Diğer yandan içerde Covıd-19 vakalı işçiler var, bunlardan biri ustanın kardeşi. Usta desen işin gereği, sosyal mesafe gibi bir durum yok zaten, sürekli iç içeyiz, parça verip parça alıyoruz. Bu ustanın kardeşi Covıd-19, yani mutlaka bağı oluyor, biz bu adamla aynı servise biniyoruz. Hala çalışıyor üretimde, burada hem onun hem bizim sağlığımız hiçe sayılıyor. Ama maske takmasan tutanak tutuyorlar. Sosyal mesafe hikâye. İşçi Covıd-19 oluyor gizliyorlar, kimseye söyleme eve git diyorlar, bu nasıl işçi sağlığı? Vaka çıkanlar gidiyor temaslılar çalışıyor, durum bu.

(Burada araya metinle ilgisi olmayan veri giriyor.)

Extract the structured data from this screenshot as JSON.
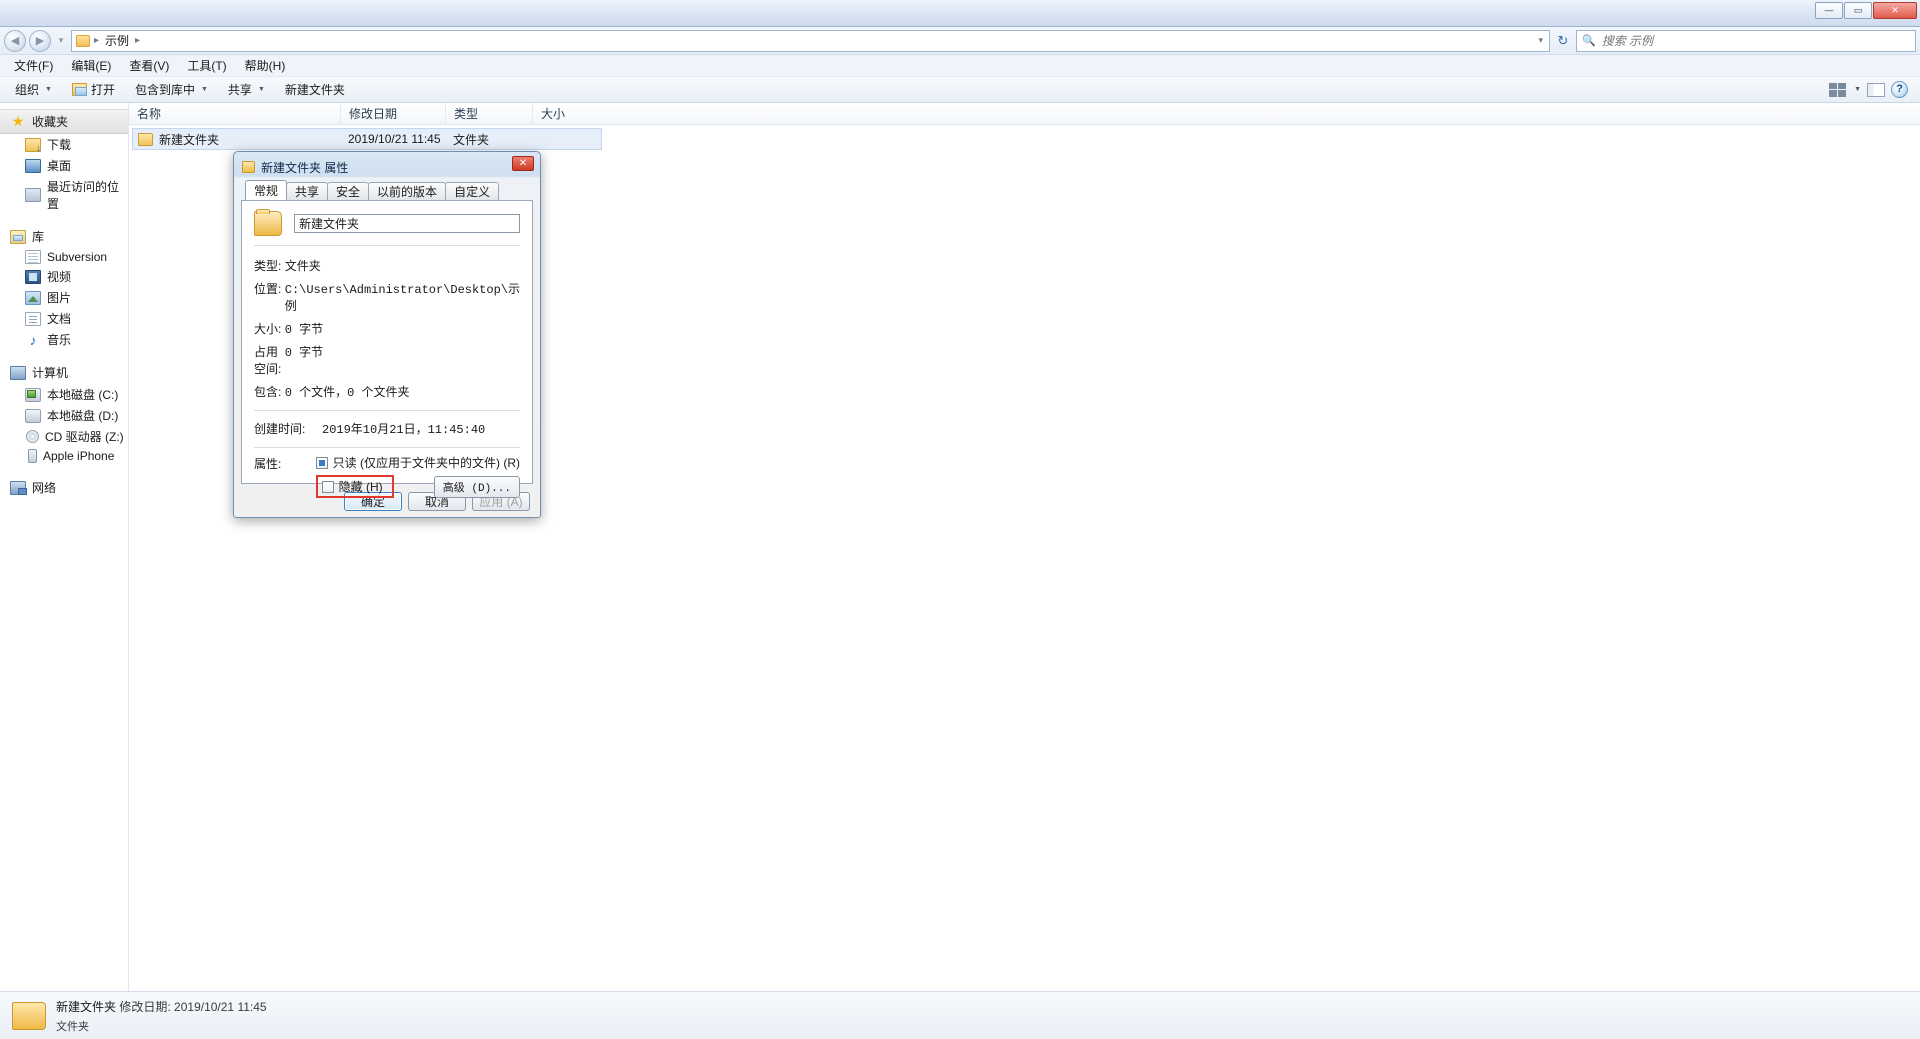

“Bu bir kavga, gerekirse daha ilerisini de vermeliyiz!”

Son olarak şunları söyleyeyim, bizler işçiyiz emekçiyiz, iyi yaşamı herkesten çok biz hak ediyoruz. Ben istiyorum ki her işçi arkadaşım ayakkabının en iyisini alsın çocuğuna, alışverişini rahatça yapsın, ailesiyle rahatça bir yerlerde ince hesap yapmadan otursun, yani insanca yaşasın. Bunu yapmanın tek yolu vardı biz de onu yaptık. Bu bir kavga gerekirse daha ilerisini de vermeliyiz.